À quoi sert vraiment une identité visuelle aujourd’hui ?
On associe souvent l’identité visuelle à un logo. C’est normal : c’est l’élément le plus visible, celui que l’on retient en premier. Pourtant, dans la réalité, une identité visuelle est bien plus que cela — et surtout, elle joue un rôle beaucoup plus structurant qu’on ne l’imagine.
Une identité visuelle, c’est un ensemble de repères simples : des couleurs, des typographies, des styles d’images, des principes de mise en page. Pris séparément, ces éléments peuvent sembler anodins. Mais ensemble, ils créent une cohérence. Ils donnent une “ligne” à votre communication, quel que soit le support utilisé : document, site web, affiche ou publication sur les réseaux sociaux. Et cette cohérence est essentielle. Aujourd’hui, une organisation s’exprime sur de nombreux canaux, parfois en parallèle. Sans base claire, chaque prise de parole peut rapidement diverger. Les messages ne sont pas forcément faux, mais ils deviennent plus difficiles à relier entre eux. Pour vos publics — clients, citoyens, partenaires — cela demande un effort supplémentaire pour comprendre qui vous êtes et ce que vous proposez.

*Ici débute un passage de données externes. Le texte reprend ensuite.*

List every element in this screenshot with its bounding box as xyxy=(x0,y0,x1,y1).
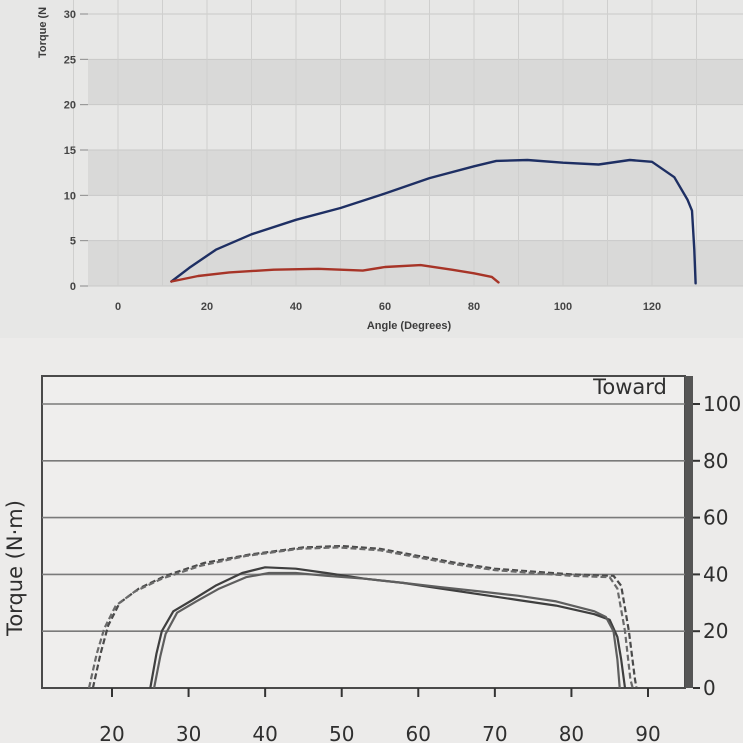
torque-angle-chart-top: 0 20 40 60 80 100 120 0 5 10 15 20 25 30 Angle (Degre… xyxy=(0,0,743,338)
chart-top-x-tick-label: 40 xyxy=(290,301,302,313)
chart-bottom-x-tick-label: 80 xyxy=(559,722,584,743)
chart-top-grid-band xyxy=(88,59,743,105)
chart-bottom-svg: 20 30 40 50 60 70 80 90 0 20 40 60 80 100 Toward Torq… xyxy=(3,375,741,743)
chart-top-x-tick-label: 0 xyxy=(115,301,121,313)
chart-top-y-tick-label: 30 xyxy=(64,9,76,21)
chart-top-x-tick-label: 120 xyxy=(643,301,661,313)
chart-bottom-x-tick-label: 50 xyxy=(329,722,354,743)
chart-bottom-y-tick-label: 80 xyxy=(703,449,728,473)
chart-bottom-y-tick-label: 20 xyxy=(703,619,728,643)
chart-bottom-series-line-3 xyxy=(153,571,621,689)
chart-bottom-frame xyxy=(41,375,686,689)
chart-bottom-y-tick-label: 40 xyxy=(703,562,728,586)
chart-bottom-x-tick-label: 30 xyxy=(176,722,201,743)
chart-bottom-series xyxy=(87,544,638,689)
chart-bottom-annotation-toward: Toward xyxy=(592,375,667,399)
chart-top-series-line-0 xyxy=(170,158,697,285)
chart-top-y-tick-label: 0 xyxy=(70,281,76,293)
chart-top-y-axis-label: Torque (N xyxy=(37,7,49,58)
chart-top-x-tick-label: 80 xyxy=(468,301,480,313)
chart-bottom-series-line-1 xyxy=(87,546,634,689)
chart-bottom-grid xyxy=(41,375,693,689)
chart-top-x-tick-label: 60 xyxy=(379,301,391,313)
chart-top-grid-band xyxy=(88,150,743,196)
chart-bottom-x-tick-label: 60 xyxy=(406,722,431,743)
chart-bottom-ticks: 20 30 40 50 60 70 80 90 0 20 40 60 80 100 xyxy=(99,392,741,743)
chart-top-y-tick-label: 15 xyxy=(64,145,76,157)
chart-bottom-x-tick-label: 70 xyxy=(482,722,507,743)
chart-top-series-line-1 xyxy=(170,263,500,284)
chart-bottom-x-tick-label: 90 xyxy=(635,722,660,743)
chart-top-series xyxy=(170,158,697,285)
chart-top-y-tick-label: 10 xyxy=(64,190,76,202)
chart-bottom-right-axis-bar xyxy=(685,376,693,688)
chart-top-grid xyxy=(73,0,743,287)
chart-top-y-tick-label: 20 xyxy=(64,100,76,112)
chart-top-y-tick-label: 5 xyxy=(70,236,76,248)
chart-top-ticks: 0 20 40 60 80 100 120 0 5 10 15 20 25 30 xyxy=(64,9,661,313)
chart-bottom-series-line-0 xyxy=(91,544,638,689)
chart-top-x-tick-label: 100 xyxy=(554,301,572,313)
torque-angle-chart-bottom: 20 30 40 50 60 70 80 90 0 20 40 60 80 100 Toward Torq… xyxy=(0,338,743,743)
chart-bottom-y-tick-label: 100 xyxy=(703,392,741,416)
chart-bottom-x-tick-label: 40 xyxy=(252,722,277,743)
chart-bottom-y-axis-label: Torque (N·m) xyxy=(3,500,27,637)
chart-bottom-x-tick-label: 20 xyxy=(99,722,124,743)
chart-bottom-y-tick-label: 0 xyxy=(703,676,716,700)
chart-top-svg: 0 20 40 60 80 100 120 0 5 10 15 20 25 30 Angle (Degre… xyxy=(37,0,743,332)
chart-top-y-tick-label: 25 xyxy=(64,54,76,66)
chart-bottom-y-tick-label: 60 xyxy=(703,506,728,530)
chart-top-x-tick-label: 20 xyxy=(201,301,213,313)
chart-top-x-axis-label: Angle (Degrees) xyxy=(367,320,452,332)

À l’inverse, une identité visuelle bien pensée agit comme un fil conducteur. Elle permet de reconnaître une organisation au premier regard, sans avoir besoin de lire. Elle simplifie la compréhension et renforce la crédibilité. On sait à qui l’on a affaire, et cela rassure. Ce rôle ne se limite pas à l’externe. En interne aussi, une identité visuelle apporte de la clarté. Elle facilite la production de supports au quotidien. Préparer une présentation, rédiger un document ou publier une information devient plus simple lorsque des bases existent déjà. On ne repart pas de zéro à chaque fois, et cela permet de gagner du temps tout en gardant une cohérence.

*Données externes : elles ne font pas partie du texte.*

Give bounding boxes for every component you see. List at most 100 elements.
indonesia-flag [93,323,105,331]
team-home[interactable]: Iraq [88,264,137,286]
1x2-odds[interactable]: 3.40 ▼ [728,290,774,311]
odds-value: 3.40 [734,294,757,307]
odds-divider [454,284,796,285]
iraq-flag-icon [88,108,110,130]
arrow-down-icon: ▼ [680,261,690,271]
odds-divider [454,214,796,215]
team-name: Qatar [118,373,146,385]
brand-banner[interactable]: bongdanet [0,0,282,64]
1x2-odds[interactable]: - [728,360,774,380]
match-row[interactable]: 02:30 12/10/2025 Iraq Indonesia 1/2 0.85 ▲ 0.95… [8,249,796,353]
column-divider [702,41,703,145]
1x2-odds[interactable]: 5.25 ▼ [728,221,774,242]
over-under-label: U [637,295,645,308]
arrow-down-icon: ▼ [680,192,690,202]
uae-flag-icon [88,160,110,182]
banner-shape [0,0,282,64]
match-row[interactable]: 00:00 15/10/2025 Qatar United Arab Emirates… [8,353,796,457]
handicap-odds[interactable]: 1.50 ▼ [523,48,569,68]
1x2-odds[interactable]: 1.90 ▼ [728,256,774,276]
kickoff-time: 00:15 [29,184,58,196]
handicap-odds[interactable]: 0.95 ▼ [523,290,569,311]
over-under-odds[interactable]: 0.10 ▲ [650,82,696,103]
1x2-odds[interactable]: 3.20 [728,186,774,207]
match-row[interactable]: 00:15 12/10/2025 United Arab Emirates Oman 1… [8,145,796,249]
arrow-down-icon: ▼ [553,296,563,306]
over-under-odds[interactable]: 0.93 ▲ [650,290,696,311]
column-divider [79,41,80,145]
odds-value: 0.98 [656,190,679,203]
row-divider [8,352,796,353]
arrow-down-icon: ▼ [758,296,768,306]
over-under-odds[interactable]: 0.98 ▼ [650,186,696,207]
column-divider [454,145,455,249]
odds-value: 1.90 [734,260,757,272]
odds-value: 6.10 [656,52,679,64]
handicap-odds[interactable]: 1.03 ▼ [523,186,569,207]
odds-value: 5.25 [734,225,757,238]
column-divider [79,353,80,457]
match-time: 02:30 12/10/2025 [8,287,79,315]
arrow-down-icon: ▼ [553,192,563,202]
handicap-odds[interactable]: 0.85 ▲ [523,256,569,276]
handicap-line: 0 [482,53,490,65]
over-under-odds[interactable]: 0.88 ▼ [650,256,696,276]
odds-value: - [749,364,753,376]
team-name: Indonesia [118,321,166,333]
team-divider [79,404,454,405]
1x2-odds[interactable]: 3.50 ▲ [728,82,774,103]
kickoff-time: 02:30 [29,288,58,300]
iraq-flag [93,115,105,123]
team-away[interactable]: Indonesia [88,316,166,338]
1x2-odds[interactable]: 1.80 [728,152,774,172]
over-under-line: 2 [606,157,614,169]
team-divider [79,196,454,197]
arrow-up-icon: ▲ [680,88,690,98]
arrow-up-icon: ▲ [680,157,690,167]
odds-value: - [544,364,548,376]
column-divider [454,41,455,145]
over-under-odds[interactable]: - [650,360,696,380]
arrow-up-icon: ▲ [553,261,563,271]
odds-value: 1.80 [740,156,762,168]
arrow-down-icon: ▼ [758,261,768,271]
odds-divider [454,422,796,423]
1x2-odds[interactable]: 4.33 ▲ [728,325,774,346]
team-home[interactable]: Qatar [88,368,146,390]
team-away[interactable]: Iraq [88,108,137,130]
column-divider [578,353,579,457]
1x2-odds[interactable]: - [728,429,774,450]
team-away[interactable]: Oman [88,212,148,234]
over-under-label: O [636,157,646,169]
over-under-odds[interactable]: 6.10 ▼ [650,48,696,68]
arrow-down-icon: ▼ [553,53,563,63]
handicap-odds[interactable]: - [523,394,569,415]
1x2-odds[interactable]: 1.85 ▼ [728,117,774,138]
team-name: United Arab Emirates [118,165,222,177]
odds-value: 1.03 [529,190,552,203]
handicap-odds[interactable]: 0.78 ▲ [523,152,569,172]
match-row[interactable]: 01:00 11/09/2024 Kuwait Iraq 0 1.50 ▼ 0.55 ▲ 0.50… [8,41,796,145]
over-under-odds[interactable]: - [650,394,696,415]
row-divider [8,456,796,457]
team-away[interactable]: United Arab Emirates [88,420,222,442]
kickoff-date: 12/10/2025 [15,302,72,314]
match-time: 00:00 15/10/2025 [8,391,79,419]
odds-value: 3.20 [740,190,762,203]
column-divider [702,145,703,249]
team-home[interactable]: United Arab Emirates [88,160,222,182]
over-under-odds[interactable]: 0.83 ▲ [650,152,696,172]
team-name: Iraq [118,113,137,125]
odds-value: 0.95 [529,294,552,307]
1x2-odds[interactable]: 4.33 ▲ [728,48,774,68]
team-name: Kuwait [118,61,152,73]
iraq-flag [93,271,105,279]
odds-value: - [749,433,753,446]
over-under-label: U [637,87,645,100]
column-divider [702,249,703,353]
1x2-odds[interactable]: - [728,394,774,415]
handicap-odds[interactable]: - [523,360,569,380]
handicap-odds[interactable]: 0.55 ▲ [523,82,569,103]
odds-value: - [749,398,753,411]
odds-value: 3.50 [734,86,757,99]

On oublie parfois qu’une identité visuelle ne cherche pas à “faire joli” avant tout. Bien sûr, l’esthétique a son importance. Mais l’objectif principal est ailleurs : être juste. Juste dans la manière de représenter l’organisation, dans le ton adopté, dans la façon de s’adresser à ses publics. C’est particulièrement important dans des contextes variés, comme ceux que l’on retrouve souvent en Suisse romande : une commune, une fondation, une PME ou une institution n’ont pas les mêmes enjeux, ni les mêmes publics. Une identité visuelle doit tenir compte de ces réalités. Elle doit être adaptée, compréhensible et utilisable par celles et ceux qui vont s’en servir.
Avec le temps, cette base devient un véritable outil. Elle permet d’aligner les supports, de structurer les prises de parole et d’éviter les ajustements permanents. Elle facilite aussi le travail avec des partenaires externes, qui disposent de repères clairs pour intervenir. Dans une communication globale, l’identité visuelle est souvent le point de départ. Elle pose un cadre sur lequel vont venir s’appuyer d’autres éléments : un site web, des contenus, des supports imprimés. Sans ce socle, il devient plus difficile de construire quelque chose de cohérent dans la durée.
Prendre le temps de la définir, ce n’est donc pas ajouter une couche de complexité. C’est au contraire simplifier la suite. C’est créer une base sur laquelle on peut avancer plus sereinement, avec des choix assumés. Et bien souvent, c’est ce qui fait la différence entre une communication qui se construit au fil du temps… et une communication que l’on doit constamment réajuster.